Je ne supporte pas qu'on ait importé dans le pays cette fonction de "Première Dame", qui n'a aucun fondement constitutionnel dans une République digne de ce nom (numérotera-t-on toutes les "dames" ? sur quels critères ? qui sera la dernière ?...) et j'ai failli faire des loopings quand l'actuel Macron a tenté de créer le statut pour son épouse - avec rémunération à l'appui. Rien ne les oblige à jouer les dames patronesses, si elles le font, selon moi, ce sera gratuitement - contre le défraiement dont elles bénéficient du fait de coucher officiellement avec l'Elu - ou qu'elles retournent faire du tricot à l'Elysée. Je suis un peu piquée de voir que l'autrice, qui se défendait du titre, le manie en réalité avec naturel dans son texte et s'en trouve relativement fière.

Autres réactions d'ordre moral et non pas littéraire de ma part : quand elle lance une pique à l'officier qui avait apporté des viennoiseries à Julie Gayet, et qu'il a les larmes aux yeux, elle ne se soucie pas de ce que signifient ses larmes. A-t-elle conscience de la double humiliation, née de l'injustice que peut ressentir un officier (un militaire de haut rang) qui croyait servir la France et qui est obligé de faciliter la débauche de ses élus et réduit à acheter des croissants, humiliation qu'elle accroît par sa colère dirigée contre lui, comme s'il avait eu le choix ?

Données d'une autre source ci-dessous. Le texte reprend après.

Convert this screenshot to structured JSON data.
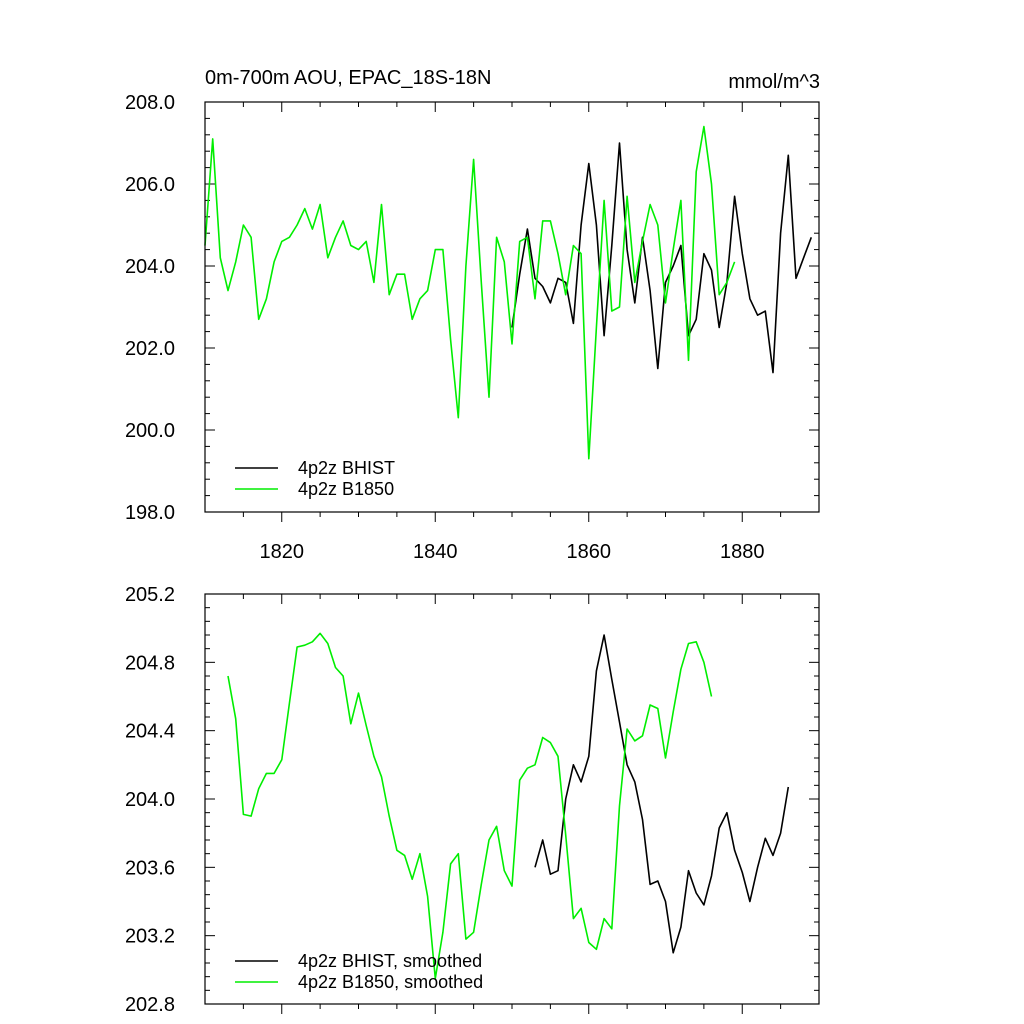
{
  "colors": {
    "bhist": "#000000",
    "b1850": "#00ee00",
    "axis": "#000000",
    "background": "#ffffff"
  },
  "chart_data": [
    {
      "type": "line",
      "title_left": "0m-700m AOU, EPAC_18S-18N",
      "title_right": "mmol/m^3",
      "xlim": [
        1810,
        1890
      ],
      "ylim": [
        198,
        208
      ],
      "y_ticks": [
        198,
        200,
        202,
        204,
        206,
        208
      ],
      "y_tick_labels": [
        "198.0",
        "200.0",
        "202.0",
        "204.0",
        "206.0",
        "208.0"
      ],
      "x_ticks": [
        1820,
        1840,
        1860,
        1880
      ],
      "x_tick_labels": [
        "1820",
        "1840",
        "1860",
        "1880"
      ],
      "legend_position": "bottom-left",
      "series": [
        {
          "name": "4p2z BHIST",
          "color": "#000000",
          "x": [
            1850,
            1851,
            1852,
            1853,
            1854,
            1855,
            1856,
            1857,
            1858,
            1859,
            1860,
            1861,
            1862,
            1863,
            1864,
            1865,
            1866,
            1867,
            1868,
            1869,
            1870,
            1871,
            1872,
            1873,
            1874,
            1875,
            1876,
            1877,
            1878,
            1879,
            1880,
            1881,
            1882,
            1883,
            1884,
            1885,
            1886,
            1887,
            1888,
            1889
          ],
          "y": [
            202.5,
            203.8,
            204.9,
            203.7,
            203.5,
            203.1,
            203.7,
            203.6,
            202.6,
            205.0,
            206.5,
            205.0,
            202.3,
            204.5,
            207.0,
            204.4,
            203.1,
            204.7,
            203.4,
            201.5,
            203.6,
            204.0,
            204.5,
            202.3,
            202.7,
            204.3,
            203.9,
            202.5,
            203.6,
            205.7,
            204.3,
            203.2,
            202.8,
            202.9,
            201.4,
            204.8,
            206.7,
            203.7,
            204.2,
            204.7
          ]
        },
        {
          "name": "4p2z B1850",
          "color": "#00ee00",
          "x": [
            1810,
            1811,
            1812,
            1813,
            1814,
            1815,
            1816,
            1817,
            1818,
            1819,
            1820,
            1821,
            1822,
            1823,
            1824,
            1825,
            1826,
            1827,
            1828,
            1829,
            1830,
            1831,
            1832,
            1833,
            1834,
            1835,
            1836,
            1837,
            1838,
            1839,
            1840,
            1841,
            1842,
            1843,
            1844,
            1845,
            1846,
            1847,
            1848,
            1849,
            1850,
            1851,
            1852,
            1853,
            1854,
            1855,
            1856,
            1857,
            1858,
            1859,
            1860,
            1861,
            1862,
            1863,
            1864,
            1865,
            1866,
            1867,
            1868,
            1869,
            1870,
            1871,
            1872,
            1873,
            1874,
            1875,
            1876,
            1877,
            1878,
            1879
          ],
          "y": [
            204.5,
            207.1,
            204.2,
            203.4,
            204.1,
            205.0,
            204.7,
            202.7,
            203.2,
            204.1,
            204.6,
            204.7,
            205.0,
            205.4,
            204.9,
            205.5,
            204.2,
            204.7,
            205.1,
            204.5,
            204.4,
            204.6,
            203.6,
            205.5,
            203.3,
            203.8,
            203.8,
            202.7,
            203.2,
            203.4,
            204.4,
            204.4,
            202.2,
            200.3,
            204.0,
            206.6,
            203.6,
            200.8,
            204.7,
            204.1,
            202.1,
            204.6,
            204.7,
            203.2,
            205.1,
            205.1,
            204.3,
            203.3,
            204.5,
            204.3,
            199.3,
            202.5,
            205.6,
            202.9,
            203.0,
            205.7,
            203.6,
            204.6,
            205.5,
            205.0,
            203.1,
            204.4,
            205.6,
            201.7,
            206.3,
            207.4,
            206.0,
            203.3,
            203.6,
            204.1
          ]
        }
      ]
    },
    {
      "type": "line",
      "xlim": [
        1810,
        1890
      ],
      "ylim": [
        202.8,
        205.2
      ],
      "y_ticks": [
        202.8,
        203.2,
        203.6,
        204.0,
        204.4,
        204.8,
        205.2
      ],
      "y_tick_labels": [
        "202.8",
        "203.2",
        "203.6",
        "204.0",
        "204.4",
        "204.8",
        "205.2"
      ],
      "x_ticks": [
        1820,
        1840,
        1860,
        1880
      ],
      "legend_position": "bottom-left",
      "series": [
        {
          "name": "4p2z BHIST, smoothed",
          "color": "#000000",
          "x": [
            1853,
            1854,
            1855,
            1856,
            1857,
            1858,
            1859,
            1860,
            1861,
            1862,
            1863,
            1864,
            1865,
            1866,
            1867,
            1868,
            1869,
            1870,
            1871,
            1872,
            1873,
            1874,
            1875,
            1876,
            1877,
            1878,
            1879,
            1880,
            1881,
            1882,
            1883,
            1884,
            1885,
            1886
          ],
          "y": [
            203.6,
            203.76,
            203.56,
            203.58,
            204.0,
            204.2,
            204.1,
            204.25,
            204.75,
            204.96,
            204.7,
            204.45,
            204.2,
            204.1,
            203.88,
            203.5,
            203.52,
            203.4,
            203.1,
            203.25,
            203.58,
            203.45,
            203.38,
            203.55,
            203.83,
            203.92,
            203.7,
            203.57,
            203.4,
            203.6,
            203.77,
            203.67,
            203.8,
            204.07
          ]
        },
        {
          "name": "4p2z B1850, smoothed",
          "color": "#00ee00",
          "x": [
            1813,
            1814,
            1815,
            1816,
            1817,
            1818,
            1819,
            1820,
            1821,
            1822,
            1823,
            1824,
            1825,
            1826,
            1827,
            1828,
            1829,
            1830,
            1831,
            1832,
            1833,
            1834,
            1835,
            1836,
            1837,
            1838,
            1839,
            1840,
            1841,
            1842,
            1843,
            1844,
            1845,
            1846,
            1847,
            1848,
            1849,
            1850,
            1851,
            1852,
            1853,
            1854,
            1855,
            1856,
            1857,
            1858,
            1859,
            1860,
            1861,
            1862,
            1863,
            1864,
            1865,
            1866,
            1867,
            1868,
            1869,
            1870,
            1871,
            1872,
            1873,
            1874,
            1875,
            1876
          ],
          "y": [
            204.72,
            204.47,
            203.91,
            203.9,
            204.06,
            204.15,
            204.15,
            204.23,
            204.56,
            204.89,
            204.9,
            204.92,
            204.97,
            204.91,
            204.77,
            204.72,
            204.44,
            204.62,
            204.43,
            204.25,
            204.13,
            203.9,
            203.7,
            203.67,
            203.53,
            203.68,
            203.43,
            202.95,
            203.22,
            203.62,
            203.68,
            203.18,
            203.22,
            203.5,
            203.76,
            203.84,
            203.58,
            203.49,
            204.11,
            204.18,
            204.2,
            204.36,
            204.33,
            204.25,
            203.79,
            203.3,
            203.36,
            203.16,
            203.12,
            203.3,
            203.24,
            203.96,
            204.41,
            204.34,
            204.37,
            204.55,
            204.53,
            204.24,
            204.51,
            204.76,
            204.91,
            204.92,
            204.8,
            204.6
          ]
        }
      ]
    }
  ]
}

Une petite confidence personnelle : elle est comme moi une déclassée par les études, et j'ai souvent éprouvé ce décalage d'avec les brillants bourgeois "éduqués" et homogènes en leurs goûts et talents que j'ai dû alors côtoyer, avec la terreur de ne parfois pas percevoir ce décalage, comme pour la mauvaise haleine, mais que les autres la sentent. Ma solution, bien triste, je vous l'accorde, a été de m'en tenir à la fréquentation des transfuges (pas si rares, grâce à l'inflation des années 80, qui a hissé artificiellement beaucoup d'individus, mais dont les petits-enfants décherront symétriquement avec la déflation et de démantèlement des services publics) ; Valérie Trierweiler s'est jetée courageusement dans le grand bain, et aidée d'une tendance à se taire, s'y est mieux camouflée que je n'aurais su le faire. Elle confesse la situation avec beaucoup d'humilité, sans fausse humilité, et assume avec amour sa famille, ce qu'elle a dû faire pour juste pouvoir étudier et le facteur chance. En cela, elle m'a touchée, je ne le cache pas.

Citations :

  • Je dois essayer les rappels à l'ordre de tous les hauts personnages de l'Etat et des ténoirs du PS. C'est à qui aura la petite phrase la plus dure à mon égard : Jean-Marc Ayrault, Claude Bartolone, Matrine Aubry, François Rebsamen et j'en oublie. Je connais le jeu politique. J'ai été quinze ans journaliste dans ce domaine. Je sais qu'aucun d'entre eux ne se serait persmis ces attaques sans l'aval de François. L'un de mes amies me dira plus tard cette phrase terrible : "C'est Hollande lui-même qui a délivré le permis de tuer."
  • Je connais peu [Valérie Toranian], mais je trouve que cela aurait eu du sens et de l'allure, une nouvelle Françoise Giroud. François me répond :
    - Je ne peux pas faire ça à Giesberg.
    Franz-Olivier Giesberg, alors directeur du Point, est le compagnon de Valérie Toranian. Dans l'esprit de François, qui connaît le problème pour l'avoir vécu, FOG aurait forcément vécu la promotion de sa compagne [au Ministère des Droits de femmes] comme un camouflet personnel. Solidarité de machos.